Toute rupture dont la salariée arriverait à prouver qu’elle est liée à l’état de santé ou à la grossesse serait discriminatoire et donc frappée de nullité. La salariée aurait le droit d’être réintégrée et l’employeur s’exposerait à des sanctions pénales.

Lorsque la rupture de la période d’essai à l’initiative de l’employeur intervient après qu’il a été informé de l’état de grossesse d’une salariée, il lui appartient d’établir que sa décision est justifiée par des éléments sans lien avec l’état de grossesse.

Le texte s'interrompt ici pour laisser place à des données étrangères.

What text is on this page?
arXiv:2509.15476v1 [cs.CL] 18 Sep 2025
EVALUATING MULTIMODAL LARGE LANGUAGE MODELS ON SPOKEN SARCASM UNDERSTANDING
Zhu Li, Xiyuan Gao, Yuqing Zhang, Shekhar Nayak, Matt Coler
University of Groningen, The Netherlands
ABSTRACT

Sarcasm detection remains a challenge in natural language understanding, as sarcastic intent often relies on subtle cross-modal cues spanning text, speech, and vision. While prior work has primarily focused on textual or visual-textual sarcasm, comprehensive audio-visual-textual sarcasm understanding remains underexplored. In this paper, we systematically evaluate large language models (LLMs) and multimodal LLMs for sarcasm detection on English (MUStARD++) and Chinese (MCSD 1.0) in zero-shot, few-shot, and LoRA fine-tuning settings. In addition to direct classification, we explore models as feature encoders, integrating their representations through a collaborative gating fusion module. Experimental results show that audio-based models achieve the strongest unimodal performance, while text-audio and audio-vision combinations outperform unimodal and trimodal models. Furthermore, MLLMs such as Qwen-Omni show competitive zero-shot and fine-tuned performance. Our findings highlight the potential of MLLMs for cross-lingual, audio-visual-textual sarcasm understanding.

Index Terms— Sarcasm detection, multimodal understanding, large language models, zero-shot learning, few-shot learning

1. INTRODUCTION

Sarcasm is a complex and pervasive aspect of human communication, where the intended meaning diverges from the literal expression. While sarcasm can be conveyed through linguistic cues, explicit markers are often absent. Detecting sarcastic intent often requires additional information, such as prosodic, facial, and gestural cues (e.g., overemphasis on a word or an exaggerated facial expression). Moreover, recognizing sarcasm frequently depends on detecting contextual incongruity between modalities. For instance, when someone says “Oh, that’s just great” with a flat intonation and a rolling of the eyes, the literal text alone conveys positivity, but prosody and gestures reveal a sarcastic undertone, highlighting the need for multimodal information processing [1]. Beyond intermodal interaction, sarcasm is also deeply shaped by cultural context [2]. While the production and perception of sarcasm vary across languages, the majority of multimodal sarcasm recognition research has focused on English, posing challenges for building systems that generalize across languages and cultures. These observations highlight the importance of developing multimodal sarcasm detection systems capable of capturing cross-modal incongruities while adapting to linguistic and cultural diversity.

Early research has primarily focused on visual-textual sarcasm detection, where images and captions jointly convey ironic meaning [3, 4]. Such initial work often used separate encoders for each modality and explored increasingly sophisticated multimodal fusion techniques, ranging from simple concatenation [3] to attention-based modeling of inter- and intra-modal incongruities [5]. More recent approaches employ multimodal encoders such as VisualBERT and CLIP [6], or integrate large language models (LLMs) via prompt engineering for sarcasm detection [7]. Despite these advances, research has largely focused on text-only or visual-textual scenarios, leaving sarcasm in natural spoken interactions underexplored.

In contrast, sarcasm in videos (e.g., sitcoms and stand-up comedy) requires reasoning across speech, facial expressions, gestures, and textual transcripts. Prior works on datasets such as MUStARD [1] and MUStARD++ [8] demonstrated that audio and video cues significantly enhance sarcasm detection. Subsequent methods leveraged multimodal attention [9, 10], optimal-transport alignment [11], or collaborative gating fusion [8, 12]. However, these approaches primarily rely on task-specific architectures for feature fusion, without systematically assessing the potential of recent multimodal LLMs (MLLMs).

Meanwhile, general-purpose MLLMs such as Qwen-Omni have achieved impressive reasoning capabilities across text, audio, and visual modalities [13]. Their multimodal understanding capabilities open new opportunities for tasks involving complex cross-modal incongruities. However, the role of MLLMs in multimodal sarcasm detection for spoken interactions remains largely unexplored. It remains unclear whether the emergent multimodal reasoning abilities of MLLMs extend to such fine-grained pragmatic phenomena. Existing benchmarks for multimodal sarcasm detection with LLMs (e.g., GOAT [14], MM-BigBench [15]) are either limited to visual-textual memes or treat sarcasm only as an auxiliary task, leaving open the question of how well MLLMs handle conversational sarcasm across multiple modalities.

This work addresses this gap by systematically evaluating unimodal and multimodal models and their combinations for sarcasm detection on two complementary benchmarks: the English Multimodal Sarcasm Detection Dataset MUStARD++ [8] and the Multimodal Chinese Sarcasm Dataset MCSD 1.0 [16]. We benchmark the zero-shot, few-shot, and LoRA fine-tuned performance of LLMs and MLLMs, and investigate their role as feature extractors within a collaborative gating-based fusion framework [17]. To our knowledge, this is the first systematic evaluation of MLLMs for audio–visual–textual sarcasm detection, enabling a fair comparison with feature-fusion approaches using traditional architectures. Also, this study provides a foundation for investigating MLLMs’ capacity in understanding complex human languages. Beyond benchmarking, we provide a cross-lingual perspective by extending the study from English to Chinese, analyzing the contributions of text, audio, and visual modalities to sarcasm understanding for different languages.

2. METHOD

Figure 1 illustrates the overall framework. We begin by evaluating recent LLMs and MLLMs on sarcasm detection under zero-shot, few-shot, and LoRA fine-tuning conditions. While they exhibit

C’est ce que vient de juger la Cour de cassation.

Dans cette affaire, une salariée avait déclaré son état de grossesse à son employeur qui avait rompu la période d’essai 2 mois après cette information.

Saisie d’une demande de nullité de la rupture de la période d’essai, la Cour d’appel avait jugé que l’employeur n’avait pas à justifier des raisons pour lesquelles il mettait fin à une période d’essai et que la salariée n’établissait aucun élément de fait laissant supposer l’existence d’une discrimination directe ou indirecte.

La Cour de cassation casse l’arrêt.

Elle rappelle que :

  • L’employeur ne doit pas prendre en considération l’état de grossesse d’une femme pour rompre son contrat de travail au cours d’une période d’essai.
  • En cas de litige relatif, l’employeur doit communiquer au juge tous les éléments de nature à justifier sa décision et lorsqu’un doute subsiste, il profite à la salariée enceinte.
  • Lorsque la rupture de la période d’essai à l’initiative de l’employeur intervient après qu’il a été informé de l’état de grossesse de la salariée, il lui appartient d’établir que sa décision est justifiée par des éléments sans lien avec l’état de grossesse.

L’employeur ayant été informé de la grossesse de la salariée avant la rupture de la période d’essai, la cour d’appel a donc inversé la charge de la preuve.